Fossen et al.1 stress that available low-temperature geochronological (LTG) data in western Norway indicate that the present strandflat level was buried down to depths of >4 km in the Late Triassic and >2 km in the Early Jurassic, requiring that K-Ar ages of weathering products should be younger than any LTG data. We agree but note that available LTG data in the study area exhibit a large scatter with ages ranging from Middle Triassic to Late Jurassic1, 5. Furthermore, Utami6 reports seven apatite fission-track ages from the Bømlo area varying within very short distances between 227 and 165 Ma. In addition to this variability, we also note that important criticism by Fossen et al.1 are based on the age and thermal modelling (with only limited time-temperature paths; Fig. 21) of one single sample (BG-113, Ksienzyk et al.5) from Sotra, ca. 50 km north of the sampled saprolite locality on Bømlo. Sample BG-113 suggests that sub-aerial exposure of the strandflat level on Sotra is unlikely in the Late Triassic1, 5. On the other hand, thermal modelling by Utami6 (whose results are also heterogeneous and vary from sample to sample) indicates that temperatures of 20–60 °C were locally attained in the Late Triassic, which agrees with near surface conditions and possible saprolite formation in Bømlo at that time (e.g., sample JN-06, close to the dated saprolite;6 Fig. 4.10 in Utami6). It has to be stressed that saprolite and saprock can form in a spatially heterogeneous manner down to great depths (up to several hundred meters) under extreme tropical conditions on tectonically stable cratons, implying that LTG and weathering K-Ar illite age data might converge. The kinetics of illite growth in saprolite is unknown, but is presumably geologically fast, making the system more sensitive to evolving geological processes than regional cooling/exhumation. It is likely that what is now Scandinavia was affected by severe hot-house conditions in the Late Triassic-Early Jurassic7, 8, and that we sampled the deepest section of a saprolite profile that might have been tens to hundreds of meters thick before subsequent stripping. We thus suggest that also LTG data from this area should be interpreted with caution and tested against independent results.
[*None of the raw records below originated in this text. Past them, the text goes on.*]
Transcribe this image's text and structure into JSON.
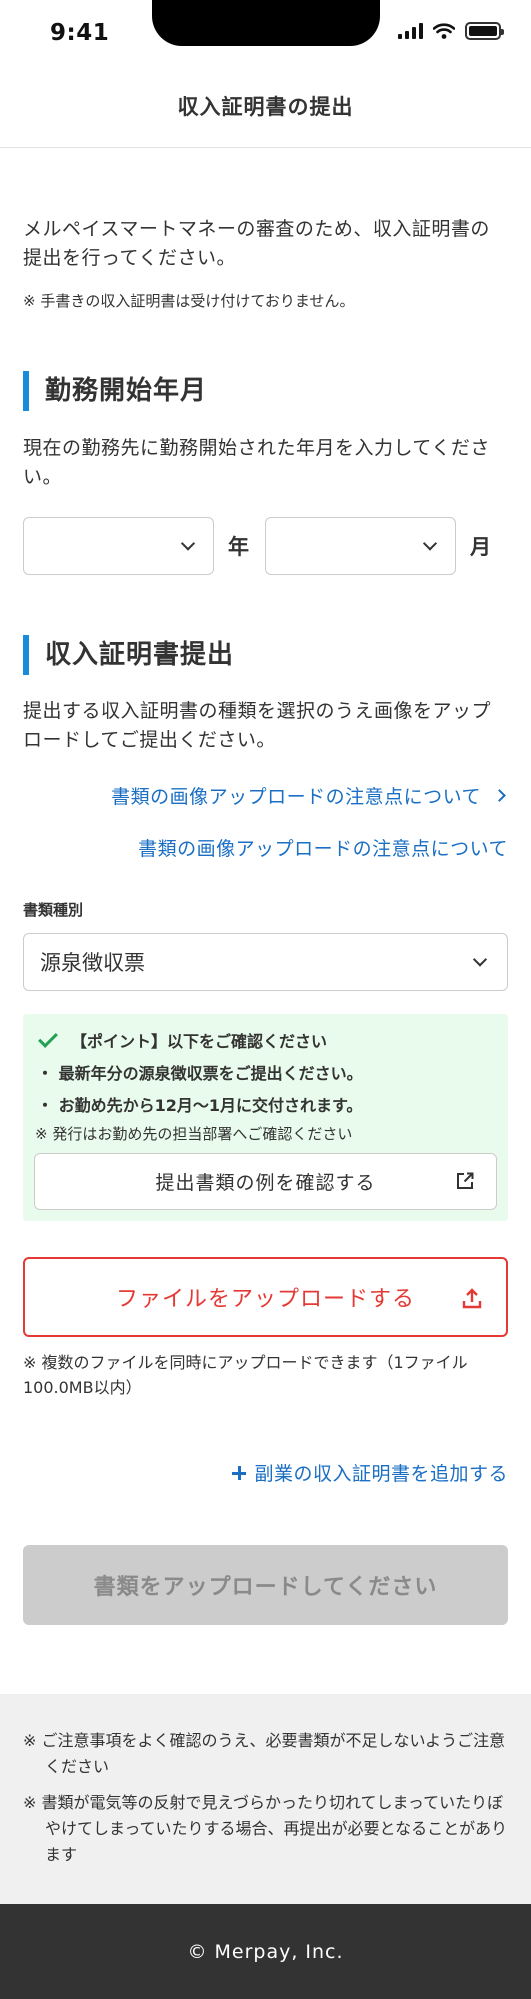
{
  "status_bar": {
    "time": "9:41"
  },
  "header": {
    "title": "収入証明書の提出"
  },
  "intro": {
    "text": "メルペイスマートマネーの審査のため、収入証明書の提出を行ってください。",
    "note": "※ 手書きの収入証明書は受け付けておりません。"
  },
  "employment": {
    "heading": "勤務開始年月",
    "description": "現在の勤務先に勤務開始された年月を入力してください。",
    "year_suffix": "年",
    "month_suffix": "月",
    "year_value": "",
    "month_value": ""
  },
  "income": {
    "heading": "収入証明書提出",
    "description": "提出する収入証明書の種類を選択のうえ画像をアップロードしてご提出ください。",
    "link_with_arrow": "書類の画像アップロードの注意点について",
    "link_plain": "書類の画像アップロードの注意点について",
    "doc_type_label": "書類種別",
    "doc_type_value": "源泉徴収票"
  },
  "point": {
    "title": "【ポイント】以下をご確認ください",
    "bullets": [
      "・ 最新年分の源泉徴収票をご提出ください。",
      "・ お勤め先から12月〜1月に交付されます。"
    ],
    "note": "※ 発行はお勤め先の担当部署へご確認ください",
    "example_button": "提出書類の例を確認する"
  },
  "upload": {
    "button": "ファイルをアップロードする",
    "note": "※ 複数のファイルを同時にアップロードできます（1ファイル100.0MB以内）"
  },
  "add_link": "副業の収入証明書を追加する",
  "submit_button": "書類をアップロードしてください",
  "footer_notes": [
    "※ ご注意事項をよく確認のうえ、必要書類が不足しないようご注意ください",
    "※ 書類が電気等の反射で見えづらかったり切れてしまっていたりぼやけてしまっていたりする場合、再提出が必要となることがあります"
  ],
  "footer": {
    "copyright": "© Merpay, Inc."
  },
  "colors": {
    "accent_blue": "#1a8bdb",
    "link_blue": "#1a6fc4",
    "danger_red": "#e53935",
    "success_green": "#23a053",
    "point_bg": "#e9fbec",
    "footer_bg": "#333333"
  }
}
We point out that correlating denudation surfaces on and offshore using topographic profiles is controversial, as highlighted by the recent debate on palaeolandscapes in Scandinavia9, 10. One needs to be cautious when assigning relative landscape ages based on differences of ~5° in dip between the sub-Middle Jurassic denudation surface offshore and the current strandflat onshore, especially in the light of the local obvious post-Triassic faulting and block tilting11. The dipping sub-Middle Jurassic palaeosurface might well have attained its dip due to offshore faulting and differential subsidence upon sediment loading.
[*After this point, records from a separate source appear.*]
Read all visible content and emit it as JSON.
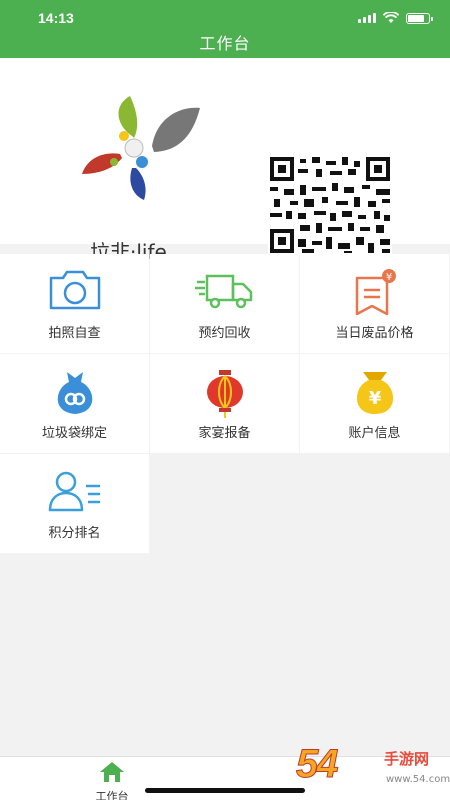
{
  "status_bar": {
    "time": "14:13"
  },
  "header": {
    "title": "工作台"
  },
  "banner": {
    "logo_text": "垃非·life"
  },
  "grid": {
    "items": [
      {
        "label": "拍照自查",
        "icon": "camera-icon"
      },
      {
        "label": "预约回收",
        "icon": "truck-icon"
      },
      {
        "label": "当日废品价格",
        "icon": "price-tag-icon"
      },
      {
        "label": "垃圾袋绑定",
        "icon": "bag-link-icon"
      },
      {
        "label": "家宴报备",
        "icon": "lantern-icon"
      },
      {
        "label": "账户信息",
        "icon": "money-bag-icon"
      },
      {
        "label": "积分排名",
        "icon": "user-list-icon"
      }
    ]
  },
  "tabbar": {
    "items": [
      {
        "label": "工作台",
        "icon": "home-icon",
        "active": true
      }
    ]
  },
  "watermark": {
    "main": "54",
    "side": "手游网",
    "url": "www.54.com.cn"
  },
  "colors": {
    "primary": "#4caf50",
    "camera_blue": "#3b8fd9",
    "price_orange": "#e8764a",
    "lantern_red": "#e0392b",
    "gold": "#f5c518"
  }
}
While the results of Fredin et al.2 might not fully constrain the age and complex genesis of the strandflat, the published data yield a maximum Mesozoic age for its initial formation. We conclude that the strandflat was initiated in the Mesozoic (as also suggested by Fossen et al.1, who wrote that the strandflat ‘may contain Mesozoic elements’), rather than completely in the Pleistocene, as indicated by early investigations12. We maintain that strandflat genesis at Bømlo is multi-genetic and multi-episodic, and deep weathering in the Mesozoic facilitated extensive Pleistocene erosion13,14,15.
The authors declare that the data supporting the findings of this study are available within the paper.